The coincidence of the existence of ground-water with the prevalence of typhoid has been a constantly recognized fact since 1856. It was discovered by Buhl, has been tested by Seidel according to the law of probabilities, and has been followed out and confirmed down to the present day by Port for the garrison at Munich, and by Ziemssen for the avenues of the civil hospitals; by whom it is shown that, when the amount of ground-water is above the average, fewer, when it is below the average, more, cases of typhus appear. The same law was discovered by Virchow for the fluctuations of typhus in Berlin. The lowest degree of saturation exists in Berlin during the later summer and the fall, in Munich during the winter, and the seasons of typhus are correspondingly different in the two cities: the latter part of summer and the fall in Berlin, winter in Munich. When the summer is unusually dry at Munich, summer epidemics prevail there also.
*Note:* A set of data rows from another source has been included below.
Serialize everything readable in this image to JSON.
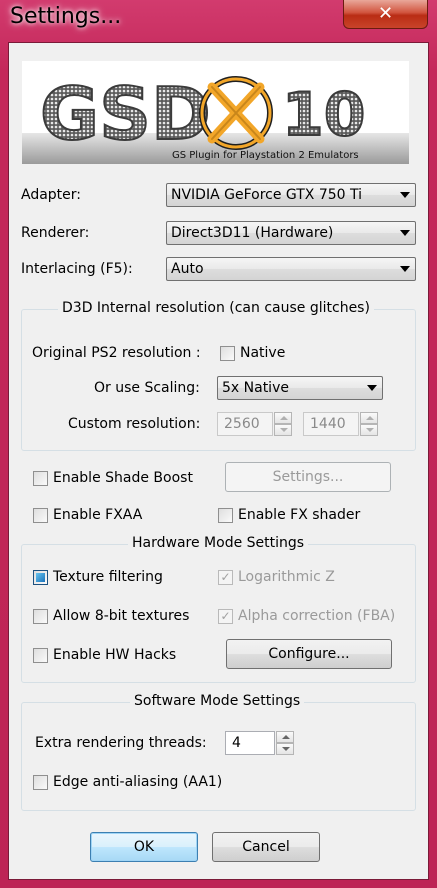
{
  "window": {
    "title": "Settings...",
    "close_glyph": "✕"
  },
  "logo": {
    "main_text": "GSD",
    "version": "10",
    "subtitle": "GS Plugin  for Playstation 2 Emulators"
  },
  "adapter": {
    "label": "Adapter:",
    "value": "NVIDIA GeForce GTX 750 Ti"
  },
  "renderer": {
    "label": "Renderer:",
    "value": "Direct3D11 (Hardware)"
  },
  "interlacing": {
    "label": "Interlacing (F5):",
    "value": "Auto"
  },
  "resolution_group": {
    "title": "D3D Internal resolution (can cause glitches)",
    "original_label": "Original PS2 resolution :",
    "native_label": "Native",
    "native_checked": false,
    "scaling_label": "Or use Scaling:",
    "scaling_value": "5x Native",
    "custom_label": "Custom resolution:",
    "custom_width": "2560",
    "custom_height": "1440"
  },
  "shade_boost": {
    "label": "Enable Shade Boost",
    "checked": false,
    "settings_button": "Settings..."
  },
  "fxaa": {
    "label": "Enable FXAA",
    "checked": false
  },
  "fx_shader": {
    "label": "Enable FX shader",
    "checked": false
  },
  "hardware_group": {
    "title": "Hardware Mode Settings",
    "texture_filtering": {
      "label": "Texture filtering",
      "state": "indeterminate"
    },
    "logarithmic_z": {
      "label": "Logarithmic Z",
      "checked": true,
      "disabled": true
    },
    "allow_8bit": {
      "label": "Allow 8-bit textures",
      "checked": false
    },
    "alpha_correction": {
      "label": "Alpha correction (FBA)",
      "checked": true,
      "disabled": true
    },
    "hw_hacks": {
      "label": "Enable HW Hacks",
      "checked": false
    },
    "configure_button": "Configure..."
  },
  "software_group": {
    "title": "Software Mode Settings",
    "threads_label": "Extra rendering threads:",
    "threads_value": "4",
    "edge_aa_label": "Edge anti-aliasing (AA1)",
    "edge_aa_checked": false
  },
  "buttons": {
    "ok": "OK",
    "cancel": "Cancel"
  },
  "check_glyph": "✓",
  "colors": {
    "frame": "#c4285a",
    "client_bg": "#f0f0f0",
    "logo_accent": "#f2a629"
  }
}
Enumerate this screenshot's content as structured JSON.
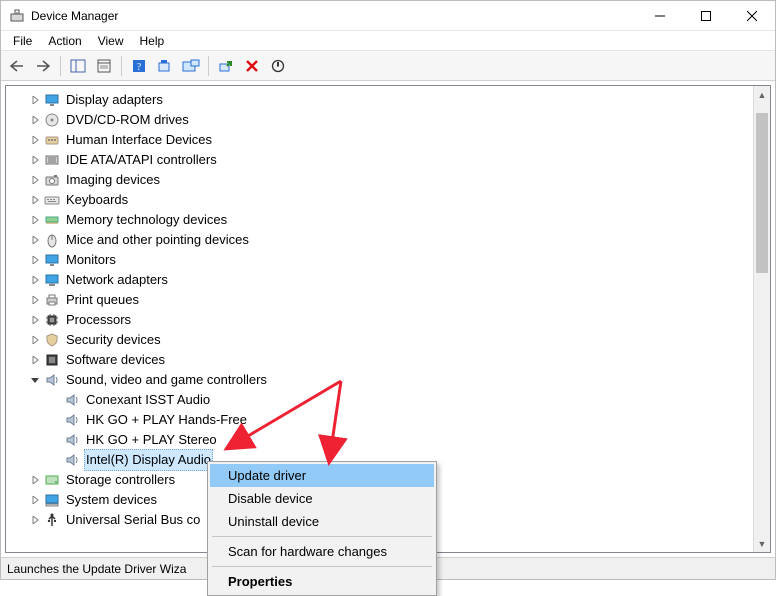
{
  "window": {
    "title": "Device Manager"
  },
  "menu": {
    "file": "File",
    "action": "Action",
    "view": "View",
    "help": "Help"
  },
  "tree": {
    "items": [
      {
        "label": "Display adapters",
        "icon": "monitor"
      },
      {
        "label": "DVD/CD-ROM drives",
        "icon": "disc"
      },
      {
        "label": "Human Interface Devices",
        "icon": "hid"
      },
      {
        "label": "IDE ATA/ATAPI controllers",
        "icon": "ide"
      },
      {
        "label": "Imaging devices",
        "icon": "camera"
      },
      {
        "label": "Keyboards",
        "icon": "keyboard"
      },
      {
        "label": "Memory technology devices",
        "icon": "memory"
      },
      {
        "label": "Mice and other pointing devices",
        "icon": "mouse"
      },
      {
        "label": "Monitors",
        "icon": "monitor"
      },
      {
        "label": "Network adapters",
        "icon": "network"
      },
      {
        "label": "Print queues",
        "icon": "printer"
      },
      {
        "label": "Processors",
        "icon": "cpu"
      },
      {
        "label": "Security devices",
        "icon": "shield"
      },
      {
        "label": "Software devices",
        "icon": "software"
      }
    ],
    "expanded": {
      "label": "Sound, video and game controllers",
      "icon": "speaker",
      "children": [
        {
          "label": "Conexant ISST Audio"
        },
        {
          "label": "HK GO + PLAY Hands-Free"
        },
        {
          "label": "HK GO + PLAY Stereo"
        },
        {
          "label": "Intel(R) Display Audio",
          "selected": true
        }
      ]
    },
    "after": [
      {
        "label": "Storage controllers",
        "icon": "storage"
      },
      {
        "label": "System devices",
        "icon": "system"
      },
      {
        "label": "Universal Serial Bus co",
        "icon": "usb"
      }
    ]
  },
  "context_menu": {
    "update": "Update driver",
    "disable": "Disable device",
    "uninstall": "Uninstall device",
    "scan": "Scan for hardware changes",
    "properties": "Properties"
  },
  "statusbar": {
    "text": "Launches the Update Driver Wiza"
  }
}
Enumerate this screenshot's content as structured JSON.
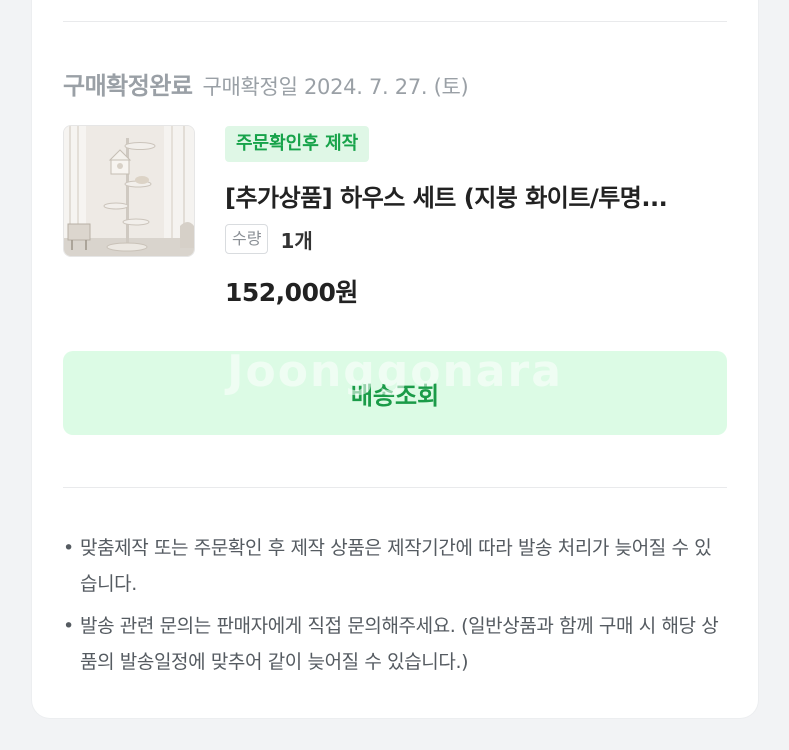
{
  "order": {
    "status_title": "구매확정완료",
    "confirm_date": "구매확정일 2024. 7. 27. (토)",
    "product": {
      "badge": "주문확인후 제작",
      "name": "[추가상품] 하우스 세트 (지붕 화이트/투명...",
      "qty_label": "수량",
      "qty_value": "1개",
      "price": "152,000원",
      "thumbnail_icon": "cat-tower-image"
    },
    "watermark": "Joonggonara",
    "delivery_button": "배송조회"
  },
  "notes": [
    "맞춤제작 또는 주문확인 후 제작 상품은 제작기간에 따라 발송 처리가 늦어질 수 있습니다.",
    "발송 관련 문의는 판매자에게 직접 문의해주세요. (일반상품과 함께 구매 시 해당 상품의 발송일정에 맞추어 같이 늦어질 수 있습니다.)"
  ],
  "colors": {
    "accent_green": "#1a9b48",
    "button_bg": "#dcfbe5",
    "badge_bg": "#dff7e6"
  }
}
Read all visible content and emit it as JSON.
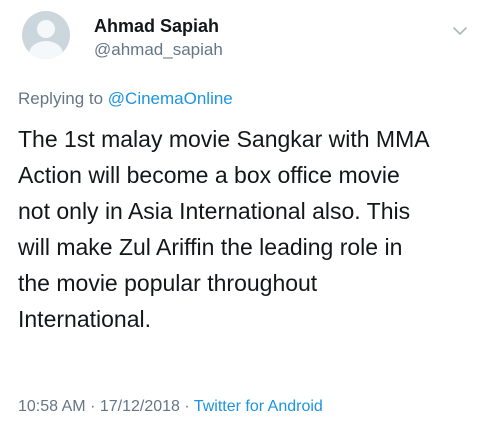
{
  "tweet": {
    "display_name": "Ahmad Sapiah",
    "handle": "@ahmad_sapiah",
    "replying_to_prefix": "Replying to ",
    "replying_to_handle": "@CinemaOnline",
    "text_lines": [
      "The 1st malay movie Sangkar with MMA",
      "Action will become a box office movie",
      "not only in Asia International also. This",
      "will make Zul Ariffin the leading role in",
      "the movie popular throughout",
      "International."
    ],
    "time": "10:58 AM",
    "date": "17/12/2018",
    "separator": "·",
    "source_app": "Twitter for Android"
  },
  "icons": {
    "avatar": "default-avatar",
    "menu": "chevron-down-icon"
  },
  "colors": {
    "link": "#1b95e0",
    "secondary_text": "#657786",
    "primary_text": "#14171a"
  }
}
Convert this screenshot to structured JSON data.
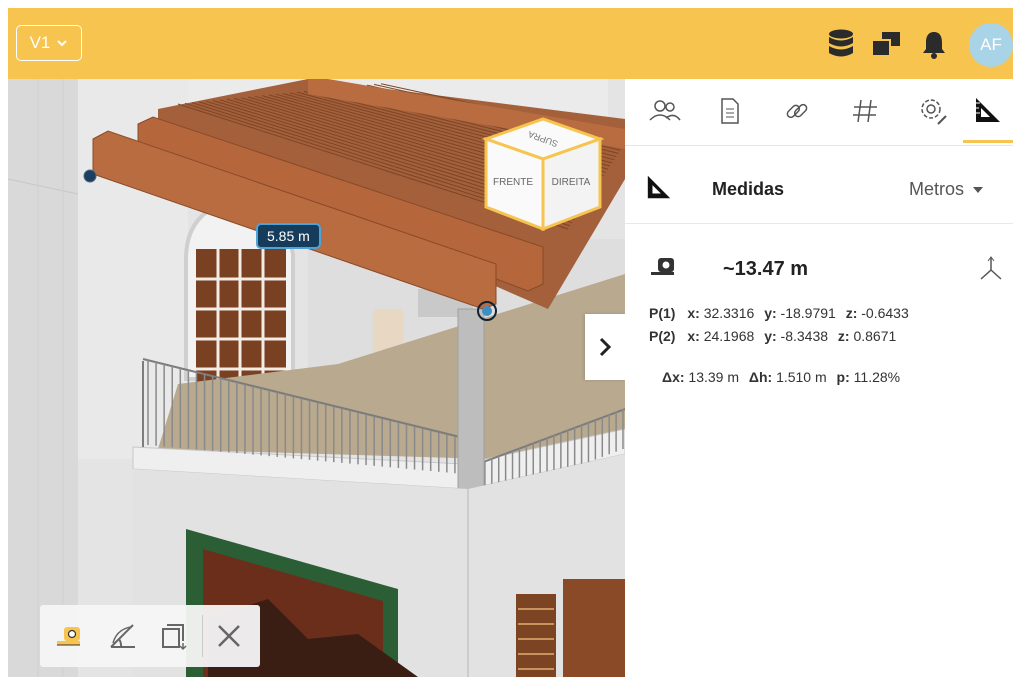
{
  "topbar": {
    "version_label": "V1",
    "icons": [
      "database-icon",
      "windows-icon",
      "bell-icon"
    ],
    "avatar_initials": "AF",
    "color": "#f6c44f"
  },
  "viewer": {
    "dimension_label": "5.85 m",
    "navcube": {
      "front": "FRENTE",
      "right": "DIREITA",
      "top": "SUPRA"
    },
    "toolbar_icons": [
      "tape-measure-icon",
      "angle-measure-icon",
      "area-measure-icon",
      "close-icon"
    ]
  },
  "panel": {
    "tabs": [
      "people-icon",
      "document-icon",
      "link-icon",
      "hash-icon",
      "settings-icon",
      "measure-icon"
    ],
    "active_tab": "measure-icon",
    "title": "Medidas",
    "units": "Metros",
    "distance": "~13.47 m",
    "p1": {
      "label": "P(1)",
      "x_label": "x:",
      "x": "32.3316",
      "y_label": "y:",
      "y": "-18.9791",
      "z_label": "z:",
      "z": "-0.6433"
    },
    "p2": {
      "label": "P(2)",
      "x_label": "x:",
      "x": "24.1968",
      "y_label": "y:",
      "y": "-8.3438",
      "z_label": "z:",
      "z": "0.8671"
    },
    "delta": {
      "dx_label": "Δx:",
      "dx": "13.39 m",
      "dh_label": "Δh:",
      "dh": "1.510 m",
      "p_label": "p:",
      "p": "11.28%"
    }
  }
}
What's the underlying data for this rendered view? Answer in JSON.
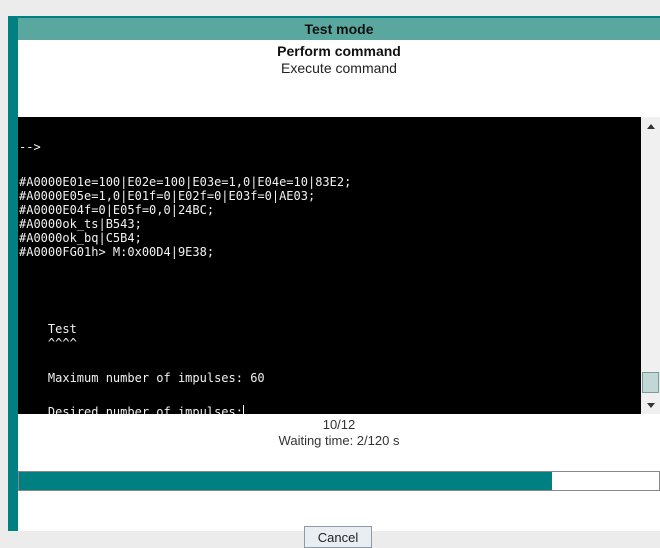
{
  "window": {
    "title": "Test mode"
  },
  "header": {
    "heading": "Perform command",
    "subheading": "Execute command"
  },
  "console": {
    "lines": [
      "-->",
      "#A0000E01e=100|E02e=100|E03e=1,0|E04e=10|83E2;",
      "#A0000E05e=1,0|E01f=0|E02f=0|E03f=0|AE03;",
      "#A0000E04f=0|E05f=0,0|24BC;",
      "#A0000ok_ts|B543;",
      "#A0000ok_bq|C5B4;",
      "#A0000FG01h> M:0x00D4|9E38;",
      "    Test",
      "    ^^^^",
      "    Maximum number of impulses: 60",
      "    Desired number of impulses:"
    ]
  },
  "scrollbar": {
    "up_icon": "triangle-up-icon",
    "down_icon": "triangle-down-icon"
  },
  "progress": {
    "count": "10/12",
    "waiting": "Waiting time: 2/120 s",
    "fraction": 0.8333,
    "color": "#008080"
  },
  "actions": {
    "cancel_label": "Cancel"
  }
}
That the cause of these conditions is not the ground-water in and of itself, but the moisture in the overlying strata and the processes dependent upon it, is very plainly shown by two facts: first, that some typhus-centers have a porous soil but no ground-water; and, second, that the level of the ground-water may be raised and depressed by artificial means, as by damming, pumping, or draining, without any notable influence being produced upon the prevalence of typhus. The first case occurs in places where on account of the steepness of the descent, or of any other cause, no ground-water collects on the lower impervious strata; the second case, where the level of the groundwater is within the mark of the flood-height of a river. In Munich, for example, it was necessary on one occasion, in order to carry on some excavations in a part of the city near the Isar, to leave a gate in the river open for several months, so that the water sunk more than a metre. No increase of typhus was observed; and when the gate was closed, and the water was allowed to rise again to its original height, the typhus did not diminish. A coincidence with the prevalence of typhus appears only when the variations in the level of the ground-water proceed from the saturation or the drying-up of the strata lying above it. I have always regarded the state of the groundwater only as the best and plainly visible sign or index of the rhythm of the soil-moisture in the overlying strata.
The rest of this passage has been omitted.